The writer is vice-chair at Oliver Wyman and was senior adviser to Mark Carney during his stint as governor of the Bank of England “There are no more than five people in the world who understand money,” the investor Hugh Hendry once quipped.
After the Bank of England and UK Treasury fired the starting gun this week for a British central bank digital currency, let us hope some of them are available to provide input. The nub of the issue is how a central bank digital currency can coexist with our financial system and add to it without damage. At stake is not just the type of token we use to pay for things but the structure of finance itself. To navigate the risks, many central bankers are proposing to create a “Goldilocks CBDC”:
Not so much in circulation that it causes a run on the banking system as individuals switch savings to CBDCs, but not so little that it is irrelevant. The European Central Bank has already suggested that its CBDC would be limited to just €3,000 per person. In the Bahamas, which has the oldest CBDC, there are limits on how much one can move every day. The BoE has suggested a £10-£20,000 cap in its plan and will not pay interest on the new digital pound. But is it really worth spending many billions for something so limited and risky? And what is the use case? A shiny new digital token is hardly likely to help the unbanked. The M-Pesa mobile phone money system in Kenya has had more impact than any CBDC pilot.
The history of money suggests creating a Goldilocks scheme is going to be difficult. But it also shows many monetary false starts of technology and ideas that were later adopted. Finland’s Avant, sometimes described as the first CBDC, and the UK’s Mondex are long gone, but some of their functionality for storing cash on cards has been adopted. So where to go? Here are a five things to consider.

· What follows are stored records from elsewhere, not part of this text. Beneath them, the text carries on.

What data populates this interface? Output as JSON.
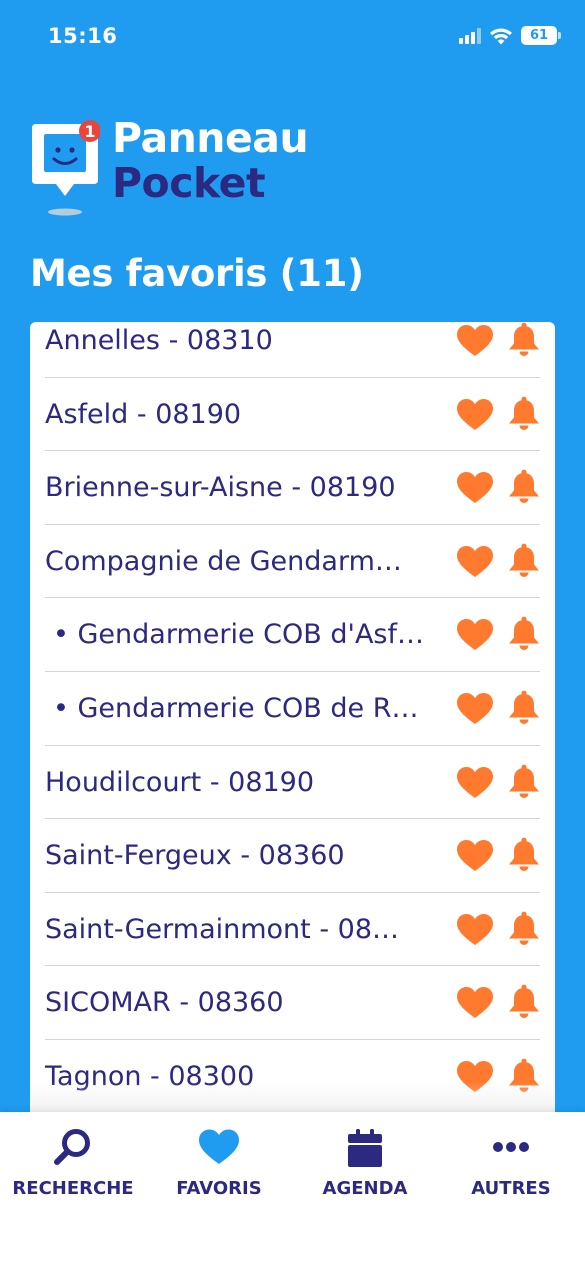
{
  "status_bar": {
    "time": "15:16",
    "battery": "61"
  },
  "logo": {
    "badge_count": "1",
    "line1": "Panneau",
    "line2": "Pocket"
  },
  "page_title": "Mes favoris (11)",
  "favorites": [
    {
      "name": "Annelles - 08310",
      "sub": false
    },
    {
      "name": "Asfeld - 08190",
      "sub": false
    },
    {
      "name": "Brienne-sur-Aisne - 08190",
      "sub": false
    },
    {
      "name": "Compagnie de Gendarm…",
      "sub": false
    },
    {
      "name": "• Gendarmerie COB d'Asf…",
      "sub": true
    },
    {
      "name": "• Gendarmerie COB de R…",
      "sub": true
    },
    {
      "name": "Houdilcourt - 08190",
      "sub": false
    },
    {
      "name": "Saint-Fergeux - 08360",
      "sub": false
    },
    {
      "name": "Saint-Germainmont - 08…",
      "sub": false
    },
    {
      "name": "SICOMAR - 08360",
      "sub": false
    },
    {
      "name": "Tagnon - 08300",
      "sub": false
    }
  ],
  "tabs": [
    {
      "label": "RECHERCHE",
      "icon": "search-icon"
    },
    {
      "label": "FAVORIS",
      "icon": "heart-icon"
    },
    {
      "label": "AGENDA",
      "icon": "calendar-icon"
    },
    {
      "label": "AUTRES",
      "icon": "more-icon"
    }
  ],
  "colors": {
    "background": "#1f9bf0",
    "brand_dark": "#2b2a80",
    "accent_orange": "#ff7a2f",
    "badge_red": "#e8453c"
  }
}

First, work needs to be carried out to understand why all CBDC pilots so far have disappointed. The Bahamas CBDC — known as the sand dollar — has struggled to gain traction or help social inclusion, according to a new study by the London School of Economics. There are just 86 cents of CBDC per capita compared with $1,365 per capita of cash in the country. Nigeria is also struggling with uptake with less than 0.5 per cent of Nigerians using the eNaira, and China is reportedly not happy with the levels of usage in its digital renminbi pilot. Second, do not underestimate the potential financial stability and monetary policy impacts. Creating a safer banking system post-financial crisis has been hard won. My friend Steve Eisman, the fund manager famed for a bet against subprime mortgages before the financial crisis, says the banking system is now the strongest in his lifetime. But bank runs are far from a theoretical risk in times of turmoil. In the eurozone crisis, we saw companies that had bank licences shift money from French banks to the ECB. Individuals could move likewise into CBDCs in crises. The Bank of England published a scenario last year in which 20 per cent of deposits may flee from bank accounts to new digital money. Third, the focus should be on wholesale, not retail. Central banks are not suited to provide direct-to-retail accounts. Rather, they can have significant impact behind the scenes making wholesale payments faster and more secure. For example, the new omnibus account at the BoE that provides new payment providers access to the central bank’s balance sheet, an idea I recommended in my 2019 report to the BoE, can be a platform for innovation. Fourth, only use systems battle-tested at scale. Central bankers should learn the lessons from the Australian Stock Exchange, which recently wrote off A$250mn ($170mn) on a failed blockchain clearing and settlement system that was only 63 per cent developed after seven years. The hurdle for critical market infrastructure should be very high.
Finally, money is too important to be left just to central bankers. The country needs an honest conversation about the implications for privacy if central banks can track spending of CBDCs, issues of competition with private banks and the structure of finance before committing to the more radical versions of CBDCs. Whatever the future of money, the crypto boom and bust underscores we’ll need well-regulated fiat currency. “The IT revolution is not going to remove the demand for currency, (except in an Orwellian command economy, and probably not even there),” argues Charles Goodhart, who really should be one of Hugh’s five. Even if the BoE eventually decides against a CBDC, the exploration can be a catalyst for faster payments, better messaging standards and enhanced security.